I thank the noble Baroness, Lady Thornton, for volunteering for this debate. I had no idea she had such a long-standing interest in this subject. Her contribution was outstanding. I agree with her: I am afraid we have reached the end of the road on volunteering and now we need to really grip this subject. She asked me about the consistency of government policy. I fear it is not consistent and I fear that will be our struggle. I am trying to think of other ways in which we can perhaps introduce something if this Bill does not get through the House of Commons. The noble Baroness also mentioned care homes. I was very conscious that in the NHS you really need to focus on the subject to get it done and I thought that if we went much more widely, we would certainly fail.

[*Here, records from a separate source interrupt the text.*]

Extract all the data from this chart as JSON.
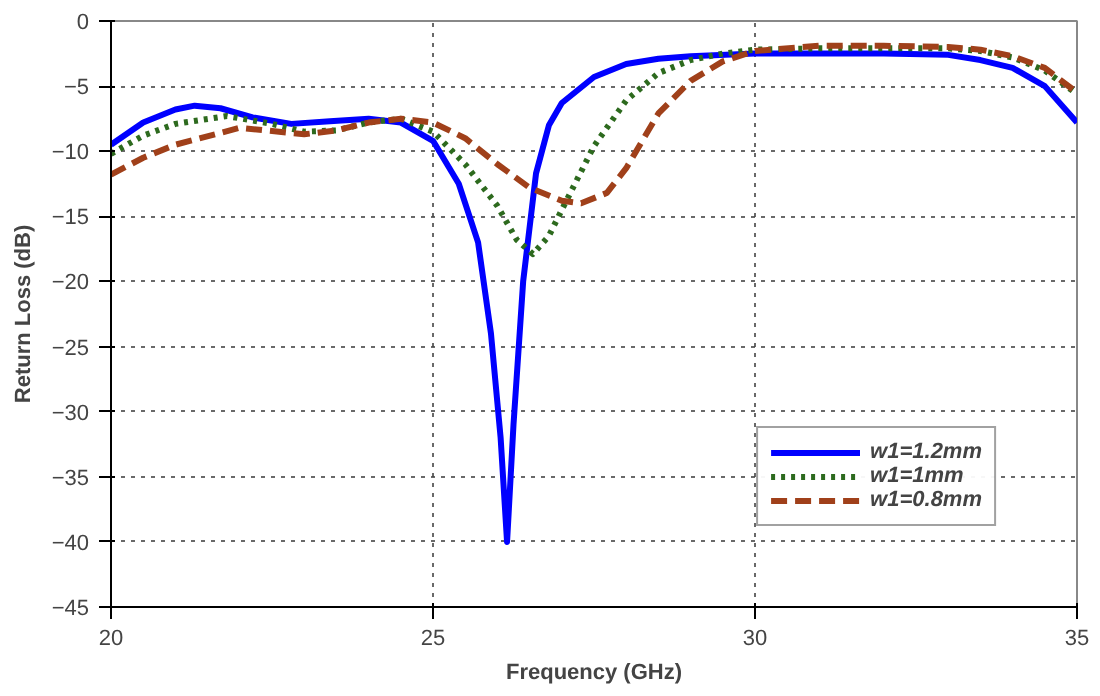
{
  "chart_data": {
    "type": "line",
    "xlabel": "Frequency (GHz)",
    "ylabel": "Return Loss (dB)",
    "xlim": [
      20,
      35
    ],
    "ylim": [
      -45,
      0
    ],
    "xticks": [
      20,
      25,
      30,
      35
    ],
    "yticks": [
      -45,
      -40,
      -35,
      -30,
      -25,
      -20,
      -15,
      -10,
      -5,
      0
    ],
    "grid": true,
    "legend": "bottom right",
    "series": [
      {
        "name": "w1=1.2mm",
        "color": "#0000ff",
        "line_style": "solid",
        "x": [
          20,
          20.5,
          21,
          21.3,
          21.7,
          22.2,
          22.8,
          23.4,
          24,
          24.5,
          25,
          25.4,
          25.7,
          25.9,
          26.05,
          26.15,
          26.25,
          26.4,
          26.6,
          26.8,
          27,
          27.5,
          28,
          28.5,
          29,
          30,
          31,
          32,
          33,
          33.5,
          34,
          34.5,
          35
        ],
        "values": [
          -9.5,
          -7.8,
          -6.8,
          -6.5,
          -6.7,
          -7.4,
          -7.9,
          -7.7,
          -7.5,
          -7.8,
          -9.2,
          -12.5,
          -17,
          -24,
          -32,
          -40,
          -31,
          -20,
          -11.7,
          -8,
          -6.3,
          -4.3,
          -3.3,
          -2.9,
          -2.7,
          -2.5,
          -2.5,
          -2.5,
          -2.6,
          -3,
          -3.6,
          -5,
          -7.8
        ]
      },
      {
        "name": "w1=1mm",
        "color": "#2d6a1e",
        "line_style": "dotted",
        "x": [
          20,
          20.5,
          21,
          21.8,
          22.5,
          23,
          23.5,
          24,
          24.5,
          25,
          25.5,
          26,
          26.3,
          26.55,
          26.8,
          27,
          27.5,
          28,
          28.5,
          29,
          29.5,
          30,
          31,
          32,
          33,
          33.5,
          34,
          34.5,
          35
        ],
        "values": [
          -10.2,
          -8.8,
          -7.9,
          -7.3,
          -7.9,
          -8.5,
          -8.4,
          -7.8,
          -7.5,
          -8.5,
          -11,
          -14.2,
          -16.8,
          -17.9,
          -16.5,
          -14.5,
          -9.6,
          -6.1,
          -4,
          -3,
          -2.5,
          -2.2,
          -2.1,
          -2.1,
          -2.1,
          -2.3,
          -2.8,
          -3.8,
          -5.6
        ]
      },
      {
        "name": "w1=0.8mm",
        "color": "#a0401a",
        "line_style": "dashed",
        "x": [
          20,
          20.5,
          21,
          22,
          23,
          23.5,
          24,
          24.5,
          25,
          25.5,
          26,
          26.5,
          27,
          27.3,
          27.7,
          28,
          28.5,
          29,
          29.5,
          30,
          31,
          32,
          33,
          33.5,
          34,
          34.5,
          35
        ],
        "values": [
          -11.8,
          -10.5,
          -9.5,
          -8.2,
          -8.7,
          -8.4,
          -7.8,
          -7.5,
          -7.8,
          -9,
          -11,
          -12.8,
          -13.8,
          -14,
          -13.2,
          -11.3,
          -7.1,
          -4.6,
          -3.1,
          -2.3,
          -1.9,
          -1.9,
          -2,
          -2.2,
          -2.7,
          -3.6,
          -5.5
        ]
      }
    ]
  }
}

Finally, I am delighted that I and my noble friend the Minister are at one in that we want to support high standards and we agree that more needs to be done. The Government are certainly not inactive and I have been impressed by the response he has given us today, starting with this new panel he has set up. It has a huge task ahead. He highlighted the remit of the panel and what it will do. It looks very ambitious. I hope it succeeds. When will it report? How can we monitor progress? We need to see that this is not the 22nd initiative that the Government have produced in 20 years. We really want it to succeed.
On the question of staff and visitor food, I appreciate that less than half the food in hospital is served to patients: it goes to visitors and staff. I visited a hospital and asked to see the kitchens. They said, “Why do you want to see the kitchens? The food is brought in from miles away”. I said, “I still want to see how you are going to regenerate it”. As I went into the kitchen area, I met two chefs. One chef was cooking for private patients. I thought, “That’s fine, they’re paying for it; fair enough”. The other chef was cooking for the staff. I went into the staff restaurant, which was superb. You could have chosen anything; the food looked lovely. Then I tasted the hospital food given to patients—I say no more.
It has been a very interesting debate. Again, I thank my noble friend for his summing up. I understand that there are a lot of initiatives; it is how they work in practice that concerns me. I will certainly keep an eye on this Bill. I am not totally persuaded. I want to continue. I commend the Bill to the House.